The Goldman-Herzl Family Practice Centre’s Dr. Michael Malus, right, and psychologist Perry Adler.

MONTREAL — The Teenage Health Unit at Jewish General Hospital’s (JGH) Goldman-Herzl Family Practice Centre is striving to cope with increasing demand for its services amid budgetary challenges.

Herzl administrators worry that this situation could eventually affect the unit’s level of care.

Established in the mid-1980s by Herzl director Dr. Michael Malus, the unit provides free medical and psychological support – in strictest confidence if desired – to teens aged 13 to 19.

Services range from basic medical care and reproductive health to issues they say are being presented on a more frequent basis: bullying, depression, stress, anxiety, substance abuse, eating disorders, and even cutting and serious thoughts of suicide.

“There are so many kids in need now,” Carmelina Ricciuto, Herzl’s chief administrator, told The CJN at a recent fundraiser for the unit co-ordinated by the JGH Auxiliary and held at Au Vieux Duluth restaurant in St. Laurent, which donated to the unit all contributions related to the event.

 “There is a triage process, but I would say we are seeing more than 1,000 [teens] each month,” said Cindy Pessah, a psychology co-ordinator at Herzl.

The fundraising event came only days after 15-year-old Amanda Todd killed herself in Port Coquitlam, B.C., following months of bullying and harassment online and at school.

The event also came as the unit was searching for innovative ways to meet its $300,000 annual budgetary requirements.  This has become a more pressing issue since one benefactor discontinued support more than a year ago (the unit uses private funding because cognitive psychological therapy – the primary one used at the unit – is not covered by medicare).

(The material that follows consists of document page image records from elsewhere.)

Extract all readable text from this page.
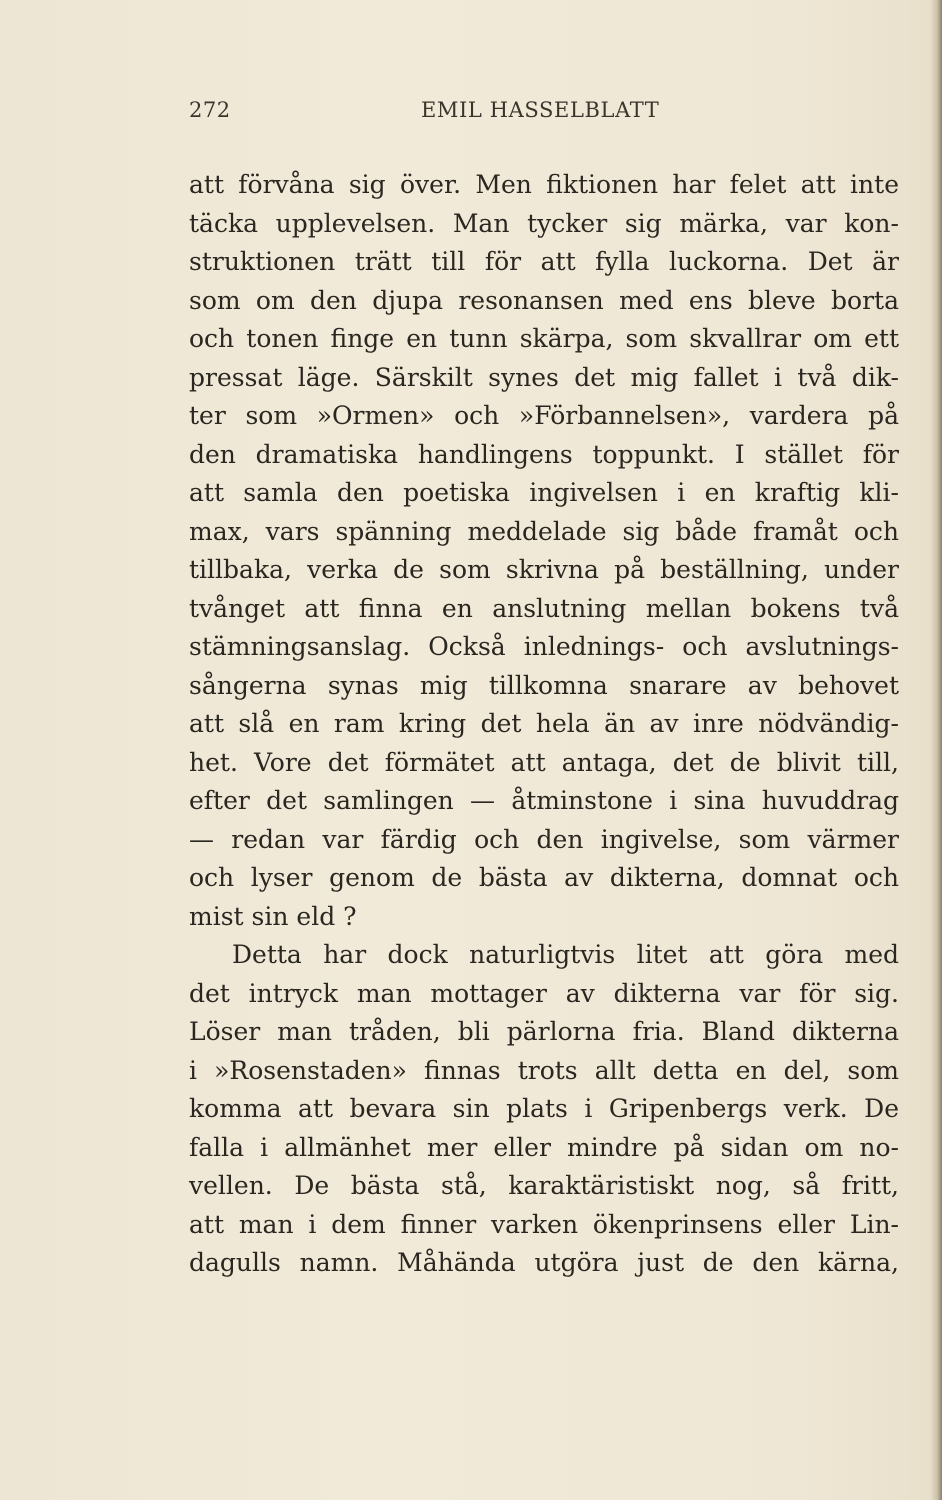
272	EMIL HASSELBLATT
att förvåna sig över. Men fiktionen har felet att inte
täcka upplevelsen. Man tycker sig märka, var kon-
struktionen trätt till för att fylla luckorna. Det är
som om den djupa resonansen med ens bleve borta
och tonen finge en tunn skärpa, som skvallrar om ett
pressat läge. Särskilt synes det mig fallet i två dik-
ter som »Ormen» och »Förbannelsen», vardera på
den dramatiska handlingens toppunkt. I stället för
att samla den poetiska ingivelsen i en kraftig kli-
max, vars spänning meddelade sig både framåt och
tillbaka, verka de som skrivna på beställning, under
tvånget att finna en anslutning mellan bokens två
stämningsanslag. Också inlednings- och avslutnings-
sångerna synas mig tillkomna snarare av behovet
att slå en ram kring det hela än av inre nödvändig-
het. Vore det förmätet att antaga, det de blivit till,
efter det samlingen — åtminstone i sina huvuddrag
— redan var färdig och den ingivelse, som värmer
och lyser genom de bästa av dikterna, domnat och
mist sin eld ?
Detta har dock naturligtvis litet att göra med
det intryck man mottager av dikterna var för sig.
Löser man tråden, bli pärlorna fria. Bland dikterna
i »Rosenstaden» finnas trots allt detta en del, som
komma att bevara sin plats i Gripenbergs verk. De
falla i allmänhet mer eller mindre på sidan om no-
vellen. De bästa stå, karaktäristiskt nog, så fritt,
att man i dem finner varken ökenprinsens eller Lin-
dagulls namn. Måhända utgöra just de den kärna,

In 2011, the JGH Auxiliary donated $100,000 to the unit.

 “Funding is becoming a huge problem,” said Ricciuto, who described it as a crisis situation. “The cheques are coming slower now.”

Thought has even been given to “capping” the number of sessions for teens to meet with psychologists, Ricciuto indicated – something never considered previously because it is virtually impossible to predict how much therapy teens in crisis might need.

For Malus and unit clinical psychologist Perry Adler, the rise in the number of cases is attributable to several factors, among them unprecedented social and school pressures that did not exist to the same extent years ago.

In the case of bullying, “you used to be able to go home and find refuge from it,” Malus said. But now, bullying and harassment follow you home on Facebook and Twitter, “and there’s no escaping it.”

The Teenage Health Unit’s roots date back to 1983, said Malus, who also heads the JGH’s department of family medicine, to when he visited a residence for pregnant teens as part of a research project.

In 1985, after visiting a number of high schools, Malus saw that teens face common issues regardless of family income or ethnic background – a realization that led to the creation of the unit.

“That was the beginning of our relationship [with high schools],” Malus said, adding that the unit continues to visit schools every year as part of its outreach program and to hand out wallet-sized cards with contact information on them – something teens take full advantage of.

“Our interventions are up 47 per cent,” Malus said.” We’ve become victims of our own success.”

The Teenage Health Unit is only one aspect of the Herzl centre, whose roots go back to 1912 as a dispensary. At the time, it served both as the organizational model for the Jewish federation and as a precursor of the JGH, which was established in 1935.

The Family Practice Centre, used for the clinical training of resident physicians in family medicine office practice, is described as “state-of-the-art,” divided between a Family Medicine Clinic and a CRIU Walk-In Centre located inside the JGH’s Pavilion H on Cote des Neiges Road.

The centre uses primary care staff physicians, as well as teams of residents, psychologists, nurses, nurse-practitioners and co-ordinators.

As part of the centre’s post-graduate training program, residents are involved in its adolescent medicine program dealing at a medical level with “common adolescent problems,” as well as other issues, including maternal child health, drug rehabilitation, geriatrics, pediatrics, breastfeeding, mental health, women’s health and in-patient care.

The teen unit itself has more than 20 psychologists who meet with teens on a continuing basis, “all free to the patient,” Pessah said.